The settlement, which is subject to court approval, resolves a long-running case that a lawyer for a group of women suing Novartis Pharmaceuticals Corp. said could have cost the company as much as $1 billion in damages.
Under the agreement, the U.S. unit would pay $152.5 million to a group of current and former female employees. The class could include as many as 5,600 women.
Novartis Pharmaceuticals also agreed to implement a series of improvements over a three-year period, including revising its sexual harassment policies and training and hiring an external specialist to identify and remedy gender disparities at the company. The program is estimated to be valued at $22.5 million.
“Novartis has agreed to a momentous settlement,” said David Sanford, a lawyer for the women who sued the U.S. unit. “The terms of this agreement allow for full compensation of both former and current female field force employees, ensuring that every woman who worked at Novartis over the past eight years has been compensated fairly.”
In May, a jury in federal court in Manhattan found Novartis Pharmaceuticals discriminated against its female employees by giving them lower salaries and fewer chances for promotion.
The jury awarded $250 million in punitive damages to a class of current and former female sales representatives, as well as $3.37 million in compensatory damages to 12 women who had sued the company in 2004. A federal judge was expected to establish a process later this year for determining compensatory damages for the other women in the class.
On Wednesday, Novartis, which had been expected to challenge the damage award, announced it had settled the case for a much lower amount.
U.S. District Judge Colleen McMahon, who is presiding, gave preliminary approval to the settlement Wednesday and scheduled a fairness hearing for late November.

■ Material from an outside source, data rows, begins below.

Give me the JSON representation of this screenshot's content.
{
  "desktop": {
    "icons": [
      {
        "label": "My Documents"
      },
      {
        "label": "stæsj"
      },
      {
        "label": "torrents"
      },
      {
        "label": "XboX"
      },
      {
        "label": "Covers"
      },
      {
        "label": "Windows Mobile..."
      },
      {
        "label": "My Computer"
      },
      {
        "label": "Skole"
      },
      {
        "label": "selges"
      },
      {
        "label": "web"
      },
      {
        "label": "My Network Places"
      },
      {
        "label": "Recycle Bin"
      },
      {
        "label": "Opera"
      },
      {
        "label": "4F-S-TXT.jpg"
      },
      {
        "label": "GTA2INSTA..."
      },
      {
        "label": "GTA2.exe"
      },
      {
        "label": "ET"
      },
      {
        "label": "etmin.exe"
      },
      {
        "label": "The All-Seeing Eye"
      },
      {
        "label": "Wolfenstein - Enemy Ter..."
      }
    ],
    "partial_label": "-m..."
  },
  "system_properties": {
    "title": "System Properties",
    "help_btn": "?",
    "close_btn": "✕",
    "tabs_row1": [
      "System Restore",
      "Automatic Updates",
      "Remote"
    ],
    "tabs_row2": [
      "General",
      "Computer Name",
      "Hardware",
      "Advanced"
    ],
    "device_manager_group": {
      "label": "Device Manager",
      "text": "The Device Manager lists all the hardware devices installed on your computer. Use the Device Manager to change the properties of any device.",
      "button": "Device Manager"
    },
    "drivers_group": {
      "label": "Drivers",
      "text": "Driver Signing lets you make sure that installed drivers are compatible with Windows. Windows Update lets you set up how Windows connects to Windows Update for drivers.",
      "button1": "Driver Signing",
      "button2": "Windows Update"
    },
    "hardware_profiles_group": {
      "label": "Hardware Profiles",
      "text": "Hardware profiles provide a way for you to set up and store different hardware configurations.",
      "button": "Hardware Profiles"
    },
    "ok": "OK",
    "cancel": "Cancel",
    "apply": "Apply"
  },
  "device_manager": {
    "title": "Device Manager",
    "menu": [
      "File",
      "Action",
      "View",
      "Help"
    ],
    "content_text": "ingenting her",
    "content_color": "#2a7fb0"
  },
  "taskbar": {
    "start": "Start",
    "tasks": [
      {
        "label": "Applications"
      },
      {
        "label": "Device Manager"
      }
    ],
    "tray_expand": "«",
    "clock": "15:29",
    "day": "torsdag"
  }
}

If the settlement receives final approval, the unit is expected to begin implementing changes early next year.
“In this settlement, Novartis establishes itself as a leader on issues for women in the workplace,” said Katherine Kimpel, co-lead counsel for the plaintiffs. “In particular, NPC is committed to substantially revising its human resources policies, revamping its personnel management systems, and strengthening its commitment to ensuring gender equality in the workplace.”